Silencing Dicer expression enhances cellular proliferative and invasive capacities in human tongue squamous cell carcinoma.

Oncology reports (2013-12-10)
Shuguang Zeng, Jing Yang, Jianjiang Zhao, Qicai Liu, Mingdeng Rong, Zehong Guo, Wenfeng Gao
RESUMEN

microRNAs (miRNAs) are aberrantly expressed in cancer. An enzyme essential for miRNA processing is Dicer, whose expression is deregulated in diverse types of cancer and correlates with tumor progression. However, whether the regulation of Dicer expression affects tongue squamous cell carcinoma is unknown. In the present study, we investigated how silencing the expression of Dicer alters cell proliferation, cell cycle patterns, and cell migration and invasion in the Tca-8113 tongue squamous cell carcinoma cell line. Dicer expression levels were determined using quantitative PCR and western blot analysis in normal oral gingival epithelial cells and in two tongue squamous cell carcinoma lines, Tca-8113 and UM-1. Tca-8113 cells were transfected with Dicer siRNA or a negative control siRNA. Cell proliferation was determined using the MTT assay and the cell cycle was examined using flow cytometry.
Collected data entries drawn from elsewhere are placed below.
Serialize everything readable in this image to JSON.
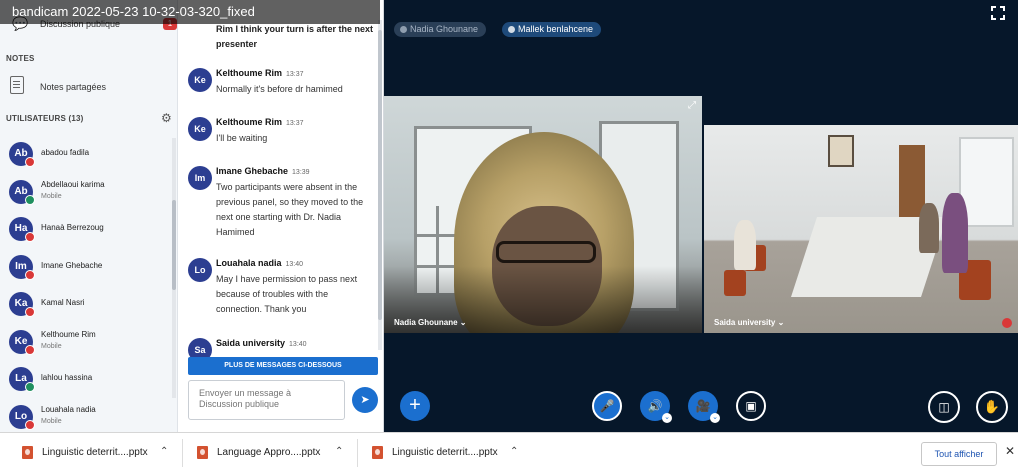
{
  "recorder_title": "bandicam 2022-05-23 10-32-03-320_fixed",
  "sidebar": {
    "public_chat_label": "Discussion publique",
    "public_chat_badge": "1",
    "notes_heading": "NOTES",
    "shared_notes_label": "Notes partagées",
    "users_heading": "UTILISATEURS (13)",
    "users": [
      {
        "initials": "Ab",
        "name": "abadou fadila",
        "sub": "",
        "mobile": false
      },
      {
        "initials": "Ab",
        "name": "Abdellaoui karima",
        "sub": "Mobile",
        "mobile": true
      },
      {
        "initials": "Ha",
        "name": "Hanaà Berrezoug",
        "sub": "",
        "mobile": false
      },
      {
        "initials": "Im",
        "name": "Imane Ghebache",
        "sub": "",
        "mobile": false
      },
      {
        "initials": "Ka",
        "name": "Kamal Nasri",
        "sub": "",
        "mobile": false
      },
      {
        "initials": "Ke",
        "name": "Kelthoume Rim",
        "sub": "Mobile",
        "mobile": false
      },
      {
        "initials": "La",
        "name": "lahlou hassina",
        "sub": "",
        "mobile": true
      },
      {
        "initials": "Lo",
        "name": "Louahala nadia",
        "sub": "Mobile",
        "mobile": false
      }
    ]
  },
  "chat": {
    "top_text": "Rim I think your turn is after the next presenter",
    "messages": [
      {
        "initials": "Ke",
        "name": "Kelthoume Rim",
        "time": "13:37",
        "text": "Normally it's before dr hamimed"
      },
      {
        "initials": "Ke",
        "name": "Kelthoume Rim",
        "time": "13:37",
        "text": "I'll be waiting"
      },
      {
        "initials": "Im",
        "name": "Imane Ghebache",
        "time": "13:39",
        "text": "Two participants were absent in the previous panel, so they moved to the next one starting with Dr. Nadia Hamimed"
      },
      {
        "initials": "Lo",
        "name": "Louahala nadia",
        "time": "13:40",
        "text": "May I have permission to pass next because of troubles with the connection. Thank you"
      },
      {
        "initials": "Sa",
        "name": "Saida university",
        "time": "13:40",
        "text": ""
      }
    ],
    "more_messages_label": "PLUS DE MESSAGES CI-DESSOUS",
    "input_placeholder": "Envoyer un message à Discussion publique"
  },
  "main": {
    "talkers": [
      "Nadia Ghounane",
      "Mallek benlahcene"
    ],
    "videos": [
      {
        "name": "Nadia Ghounane"
      },
      {
        "name": "Saida university"
      }
    ]
  },
  "downloads": {
    "files": [
      "Linguistic deterrit....pptx",
      "Language Appro....pptx",
      "Linguistic deterrit....pptx"
    ],
    "show_all_label": "Tout afficher"
  },
  "colors": {
    "accent": "#1b6fcf",
    "avatar": "#2c3e91",
    "status_red": "#d93838",
    "status_green": "#1f8f5f",
    "main_bg": "#06172a"
  }
}
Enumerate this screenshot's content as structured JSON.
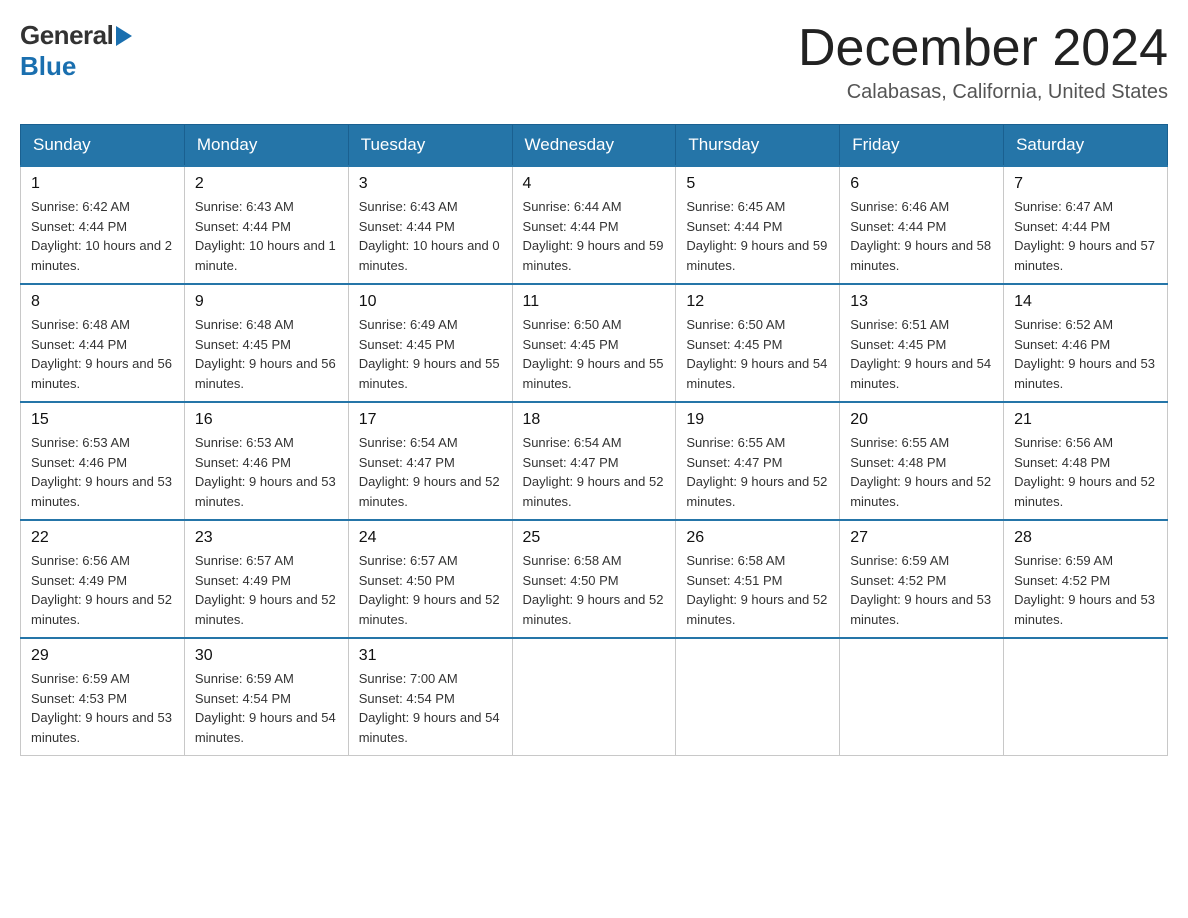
{
  "header": {
    "logo_general": "General",
    "logo_blue": "Blue",
    "month_title": "December 2024",
    "location": "Calabasas, California, United States"
  },
  "days_of_week": [
    "Sunday",
    "Monday",
    "Tuesday",
    "Wednesday",
    "Thursday",
    "Friday",
    "Saturday"
  ],
  "weeks": [
    [
      {
        "day": "1",
        "sunrise": "6:42 AM",
        "sunset": "4:44 PM",
        "daylight": "10 hours and 2 minutes."
      },
      {
        "day": "2",
        "sunrise": "6:43 AM",
        "sunset": "4:44 PM",
        "daylight": "10 hours and 1 minute."
      },
      {
        "day": "3",
        "sunrise": "6:43 AM",
        "sunset": "4:44 PM",
        "daylight": "10 hours and 0 minutes."
      },
      {
        "day": "4",
        "sunrise": "6:44 AM",
        "sunset": "4:44 PM",
        "daylight": "9 hours and 59 minutes."
      },
      {
        "day": "5",
        "sunrise": "6:45 AM",
        "sunset": "4:44 PM",
        "daylight": "9 hours and 59 minutes."
      },
      {
        "day": "6",
        "sunrise": "6:46 AM",
        "sunset": "4:44 PM",
        "daylight": "9 hours and 58 minutes."
      },
      {
        "day": "7",
        "sunrise": "6:47 AM",
        "sunset": "4:44 PM",
        "daylight": "9 hours and 57 minutes."
      }
    ],
    [
      {
        "day": "8",
        "sunrise": "6:48 AM",
        "sunset": "4:44 PM",
        "daylight": "9 hours and 56 minutes."
      },
      {
        "day": "9",
        "sunrise": "6:48 AM",
        "sunset": "4:45 PM",
        "daylight": "9 hours and 56 minutes."
      },
      {
        "day": "10",
        "sunrise": "6:49 AM",
        "sunset": "4:45 PM",
        "daylight": "9 hours and 55 minutes."
      },
      {
        "day": "11",
        "sunrise": "6:50 AM",
        "sunset": "4:45 PM",
        "daylight": "9 hours and 55 minutes."
      },
      {
        "day": "12",
        "sunrise": "6:50 AM",
        "sunset": "4:45 PM",
        "daylight": "9 hours and 54 minutes."
      },
      {
        "day": "13",
        "sunrise": "6:51 AM",
        "sunset": "4:45 PM",
        "daylight": "9 hours and 54 minutes."
      },
      {
        "day": "14",
        "sunrise": "6:52 AM",
        "sunset": "4:46 PM",
        "daylight": "9 hours and 53 minutes."
      }
    ],
    [
      {
        "day": "15",
        "sunrise": "6:53 AM",
        "sunset": "4:46 PM",
        "daylight": "9 hours and 53 minutes."
      },
      {
        "day": "16",
        "sunrise": "6:53 AM",
        "sunset": "4:46 PM",
        "daylight": "9 hours and 53 minutes."
      },
      {
        "day": "17",
        "sunrise": "6:54 AM",
        "sunset": "4:47 PM",
        "daylight": "9 hours and 52 minutes."
      },
      {
        "day": "18",
        "sunrise": "6:54 AM",
        "sunset": "4:47 PM",
        "daylight": "9 hours and 52 minutes."
      },
      {
        "day": "19",
        "sunrise": "6:55 AM",
        "sunset": "4:47 PM",
        "daylight": "9 hours and 52 minutes."
      },
      {
        "day": "20",
        "sunrise": "6:55 AM",
        "sunset": "4:48 PM",
        "daylight": "9 hours and 52 minutes."
      },
      {
        "day": "21",
        "sunrise": "6:56 AM",
        "sunset": "4:48 PM",
        "daylight": "9 hours and 52 minutes."
      }
    ],
    [
      {
        "day": "22",
        "sunrise": "6:56 AM",
        "sunset": "4:49 PM",
        "daylight": "9 hours and 52 minutes."
      },
      {
        "day": "23",
        "sunrise": "6:57 AM",
        "sunset": "4:49 PM",
        "daylight": "9 hours and 52 minutes."
      },
      {
        "day": "24",
        "sunrise": "6:57 AM",
        "sunset": "4:50 PM",
        "daylight": "9 hours and 52 minutes."
      },
      {
        "day": "25",
        "sunrise": "6:58 AM",
        "sunset": "4:50 PM",
        "daylight": "9 hours and 52 minutes."
      },
      {
        "day": "26",
        "sunrise": "6:58 AM",
        "sunset": "4:51 PM",
        "daylight": "9 hours and 52 minutes."
      },
      {
        "day": "27",
        "sunrise": "6:59 AM",
        "sunset": "4:52 PM",
        "daylight": "9 hours and 53 minutes."
      },
      {
        "day": "28",
        "sunrise": "6:59 AM",
        "sunset": "4:52 PM",
        "daylight": "9 hours and 53 minutes."
      }
    ],
    [
      {
        "day": "29",
        "sunrise": "6:59 AM",
        "sunset": "4:53 PM",
        "daylight": "9 hours and 53 minutes."
      },
      {
        "day": "30",
        "sunrise": "6:59 AM",
        "sunset": "4:54 PM",
        "daylight": "9 hours and 54 minutes."
      },
      {
        "day": "31",
        "sunrise": "7:00 AM",
        "sunset": "4:54 PM",
        "daylight": "9 hours and 54 minutes."
      },
      null,
      null,
      null,
      null
    ]
  ],
  "labels": {
    "sunrise": "Sunrise:",
    "sunset": "Sunset:",
    "daylight": "Daylight:"
  },
  "colors": {
    "header_bg": "#2575a8",
    "header_text": "#ffffff",
    "border_top_row": "#2575a8",
    "cell_border": "#c8c8c8"
  }
}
Cell migration and invasion changes were evaluated using wound-healing, adherence and Transwell assays. Dicer was expressed at lower levels in the tongue squamous cell carcinoma cell lines Tca-8113 and UM-1 compared to normal gingival epithelial cells, and less Dicer was expressed in UM-1 cells compared to Tca-8113 cells. Notably, Tca-8113 cells transfected with Dicer siRNA had significantly higher proliferative and invasive abilities than cells transfected with the negative control siRNA or non-transfected cells. Silencing Dicer may promote the progression of tongue squamous cell carcinoma. Dicer could serve a promising biomarker and a potential therapeutic target for tongue squamous cell carcinoma.